Vasodilator Stress CMR and All-Cause Mortality in Stable Ischemic Heart Disease: A Large Retrospective Registry

Victor Marcos-Garces et al. JACC Cardiovasc Imaging. 2020 Aug.
Free article

Abstract

Objectives: This study explored the association of ischemic burden, as measured by vasodilator stress cardiovascular magnetic resonance (CMR), with all-cause mortality and the effect of revascularization on all-cause mortality in patients with stable ischemic heart disease (SIHD).

Background: In patients with SIHD, the association of ischemic burden, derived from vasodilator stress CMR, with all-cause mortality and its role for decision-making is unclear.

Methods: The registry consisted of 6,389 consecutive patients (mean age: 65 ± 12 years; 38% women) who underwent vasodilator stress CMR for known or suspected SIHD. The ischemic burden (at stress first-pass perfusion imaging) was computed (17-segment model). The effect of CMR-related revascularization (within the following 3 months) on all-cause mortality was retrospectively explored using the electronic regional health system registry.

Results: During a 5.75-year median follow-up, 717 (11%) deaths were documented. In multivariable analyses, more extensive ischemic burden (per 1-segment increase) was independently related to all-cause mortality (hazard ratio: 1.04; 95% confidence interval: 1.02 to 1.07; p < 0.001). In 1,032 1:1 matched patients using a limited number of variables (516 revascularized, 516 non-revascularized), revascularization within the following 3 months was associated with less all-cause mortality only in patients with extensive CMR-related ischemia (>5 segments, n = 432; 10% vs. 24%; p = 0.01).

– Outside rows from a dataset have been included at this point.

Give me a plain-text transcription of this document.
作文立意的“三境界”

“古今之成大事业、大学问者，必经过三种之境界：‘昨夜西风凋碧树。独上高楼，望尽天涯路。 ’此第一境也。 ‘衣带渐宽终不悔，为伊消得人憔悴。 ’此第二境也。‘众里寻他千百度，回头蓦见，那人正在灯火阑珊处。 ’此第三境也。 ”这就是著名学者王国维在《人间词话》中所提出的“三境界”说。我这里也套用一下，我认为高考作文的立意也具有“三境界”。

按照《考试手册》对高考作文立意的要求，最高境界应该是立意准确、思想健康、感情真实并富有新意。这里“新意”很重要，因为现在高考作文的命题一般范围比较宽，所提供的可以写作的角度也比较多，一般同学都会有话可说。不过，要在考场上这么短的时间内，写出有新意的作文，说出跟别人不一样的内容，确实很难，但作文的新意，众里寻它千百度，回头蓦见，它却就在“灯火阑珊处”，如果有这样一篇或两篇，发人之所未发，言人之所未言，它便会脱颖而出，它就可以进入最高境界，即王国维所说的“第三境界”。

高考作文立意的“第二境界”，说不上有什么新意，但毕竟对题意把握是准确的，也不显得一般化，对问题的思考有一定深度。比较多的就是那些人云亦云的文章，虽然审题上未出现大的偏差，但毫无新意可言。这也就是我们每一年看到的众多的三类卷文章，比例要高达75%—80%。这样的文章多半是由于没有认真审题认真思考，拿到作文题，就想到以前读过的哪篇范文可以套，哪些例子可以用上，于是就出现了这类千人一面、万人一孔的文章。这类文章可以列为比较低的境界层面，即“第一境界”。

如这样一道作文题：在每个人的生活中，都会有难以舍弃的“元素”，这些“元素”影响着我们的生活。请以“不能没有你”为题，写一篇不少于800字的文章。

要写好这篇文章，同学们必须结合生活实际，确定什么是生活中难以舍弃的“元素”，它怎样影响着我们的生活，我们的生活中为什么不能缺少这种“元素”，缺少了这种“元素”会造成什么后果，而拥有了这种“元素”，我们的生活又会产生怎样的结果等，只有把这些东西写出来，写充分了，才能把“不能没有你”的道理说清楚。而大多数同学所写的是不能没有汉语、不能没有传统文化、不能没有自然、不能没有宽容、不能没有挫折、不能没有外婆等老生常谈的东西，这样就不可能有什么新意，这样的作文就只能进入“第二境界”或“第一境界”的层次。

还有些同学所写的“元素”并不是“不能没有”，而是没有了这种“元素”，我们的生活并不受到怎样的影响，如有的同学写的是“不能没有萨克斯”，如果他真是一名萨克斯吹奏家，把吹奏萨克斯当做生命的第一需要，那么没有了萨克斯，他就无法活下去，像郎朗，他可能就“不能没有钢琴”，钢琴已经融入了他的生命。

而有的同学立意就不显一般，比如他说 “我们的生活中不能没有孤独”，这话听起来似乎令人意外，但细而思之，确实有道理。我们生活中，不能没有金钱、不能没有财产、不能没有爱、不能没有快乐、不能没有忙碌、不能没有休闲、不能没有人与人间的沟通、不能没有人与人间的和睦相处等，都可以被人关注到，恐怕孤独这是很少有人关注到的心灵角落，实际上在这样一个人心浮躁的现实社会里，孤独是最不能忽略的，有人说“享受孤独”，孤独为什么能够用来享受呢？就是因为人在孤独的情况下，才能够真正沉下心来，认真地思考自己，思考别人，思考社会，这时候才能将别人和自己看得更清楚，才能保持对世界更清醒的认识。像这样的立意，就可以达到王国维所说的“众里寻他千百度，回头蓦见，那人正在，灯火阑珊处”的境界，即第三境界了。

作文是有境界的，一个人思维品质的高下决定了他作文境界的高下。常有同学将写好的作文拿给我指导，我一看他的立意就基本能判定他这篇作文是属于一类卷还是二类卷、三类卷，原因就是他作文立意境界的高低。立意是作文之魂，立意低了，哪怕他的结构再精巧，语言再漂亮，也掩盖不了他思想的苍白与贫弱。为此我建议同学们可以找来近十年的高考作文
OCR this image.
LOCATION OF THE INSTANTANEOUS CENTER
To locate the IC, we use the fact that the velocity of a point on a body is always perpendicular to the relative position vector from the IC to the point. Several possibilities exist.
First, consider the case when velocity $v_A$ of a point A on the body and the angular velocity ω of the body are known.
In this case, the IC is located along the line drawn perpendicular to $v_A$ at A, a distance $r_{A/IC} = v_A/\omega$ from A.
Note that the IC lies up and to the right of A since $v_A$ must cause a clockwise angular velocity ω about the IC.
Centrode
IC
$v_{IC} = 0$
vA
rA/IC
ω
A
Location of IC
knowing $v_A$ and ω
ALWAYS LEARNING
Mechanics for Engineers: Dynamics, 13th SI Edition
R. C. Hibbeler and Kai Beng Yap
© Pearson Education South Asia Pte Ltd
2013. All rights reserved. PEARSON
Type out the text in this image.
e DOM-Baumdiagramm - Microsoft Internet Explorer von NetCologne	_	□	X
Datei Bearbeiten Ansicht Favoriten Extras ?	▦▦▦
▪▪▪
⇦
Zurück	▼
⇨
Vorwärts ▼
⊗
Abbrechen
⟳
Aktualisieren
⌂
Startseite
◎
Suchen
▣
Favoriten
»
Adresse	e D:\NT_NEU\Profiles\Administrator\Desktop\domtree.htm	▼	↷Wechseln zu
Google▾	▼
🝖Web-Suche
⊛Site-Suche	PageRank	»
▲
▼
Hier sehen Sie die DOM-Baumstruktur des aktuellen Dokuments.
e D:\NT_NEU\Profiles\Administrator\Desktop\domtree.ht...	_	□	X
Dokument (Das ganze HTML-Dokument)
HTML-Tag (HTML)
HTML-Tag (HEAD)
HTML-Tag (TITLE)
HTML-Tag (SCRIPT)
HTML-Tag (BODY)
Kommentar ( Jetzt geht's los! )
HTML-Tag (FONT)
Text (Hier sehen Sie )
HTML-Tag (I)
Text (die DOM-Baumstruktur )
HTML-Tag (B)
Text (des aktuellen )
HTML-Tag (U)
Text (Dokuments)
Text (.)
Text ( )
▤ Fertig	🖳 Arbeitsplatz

Conclusions: In a large retrospective registry of unselected patients with known or suspected SIHD who underwent vasodilator stress CMR, extensive ischemic burden was related to a higher risk of long-term, all-cause mortality. Revascularization was associated with a protective effect only in the restricted subset of patients with extensive CMR-related ischemia. Further research will be needed to confirm this hypothesis-generating finding.

Keywords: all-cause mortality; cardiovascular magnetic resonance; ischemic burden; ischemic heart disease; prognosis; revascularization.